Zoe Leonard’s take on Camera Obscura
Recently in my Core 2 class we have been learning about camera obscura, which if we are using the googled definition is: a darkened room with a small hole or lens at one side through which an image is projected onto a wall or table opposite the hole.
However I think that the definition given to us by Google does not capture how cool camera obscura is; but an artist who does is Zoe Leonard. Leonard lives in New York City and uses a good majority of her environment as the main subject of her art work; in a video about her exhibition “Observation Point” she mentions that she decided to start working with camera obscura because she felt that a lot of people where too focused on asking her why she was still doing digital photography instead of other mediums of photography. Leonard wanted to bring back what she describes as a “natural phenomenon” because she felt that photography was in a moment of “flux” and she felt that there was a binary of analog vs digital.

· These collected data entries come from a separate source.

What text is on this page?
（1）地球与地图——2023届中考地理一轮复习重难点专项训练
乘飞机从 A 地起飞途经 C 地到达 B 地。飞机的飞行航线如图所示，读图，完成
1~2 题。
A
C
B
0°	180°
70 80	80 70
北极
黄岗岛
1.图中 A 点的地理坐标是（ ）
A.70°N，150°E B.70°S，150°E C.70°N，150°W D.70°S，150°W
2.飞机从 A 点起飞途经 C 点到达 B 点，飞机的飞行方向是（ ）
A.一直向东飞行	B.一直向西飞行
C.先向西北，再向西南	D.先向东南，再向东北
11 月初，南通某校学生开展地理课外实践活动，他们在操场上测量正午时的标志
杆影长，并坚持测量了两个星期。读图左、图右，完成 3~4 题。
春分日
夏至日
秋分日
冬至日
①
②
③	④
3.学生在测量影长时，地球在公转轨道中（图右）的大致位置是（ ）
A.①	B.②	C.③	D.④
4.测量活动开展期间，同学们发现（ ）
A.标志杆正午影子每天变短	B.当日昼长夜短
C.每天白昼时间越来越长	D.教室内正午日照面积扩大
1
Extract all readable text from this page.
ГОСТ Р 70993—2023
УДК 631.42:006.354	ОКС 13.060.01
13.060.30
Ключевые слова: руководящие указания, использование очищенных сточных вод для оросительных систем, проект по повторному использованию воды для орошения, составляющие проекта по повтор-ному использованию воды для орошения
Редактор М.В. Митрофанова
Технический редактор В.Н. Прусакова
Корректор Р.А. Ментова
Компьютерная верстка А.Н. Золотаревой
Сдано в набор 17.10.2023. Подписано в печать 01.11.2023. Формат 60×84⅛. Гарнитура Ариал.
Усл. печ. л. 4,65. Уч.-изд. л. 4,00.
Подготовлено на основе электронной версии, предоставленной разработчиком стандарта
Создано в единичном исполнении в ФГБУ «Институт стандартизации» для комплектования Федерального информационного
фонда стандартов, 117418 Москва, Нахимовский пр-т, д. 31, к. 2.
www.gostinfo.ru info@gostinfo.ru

Leonard also mentions that she wanted to “side-step” the endgame of analog vs digital.
Leonard mentions that how we see the world is an analogy for how we experience the world, how we perceive it; she hopes to offer the viewer a very immersive camera obscura she wants people to realize how effected we are by the architecture around us, the light that comes into the room.
“Your not just looking at the art your looking at how the building presents it to you” - Zoe Leonard.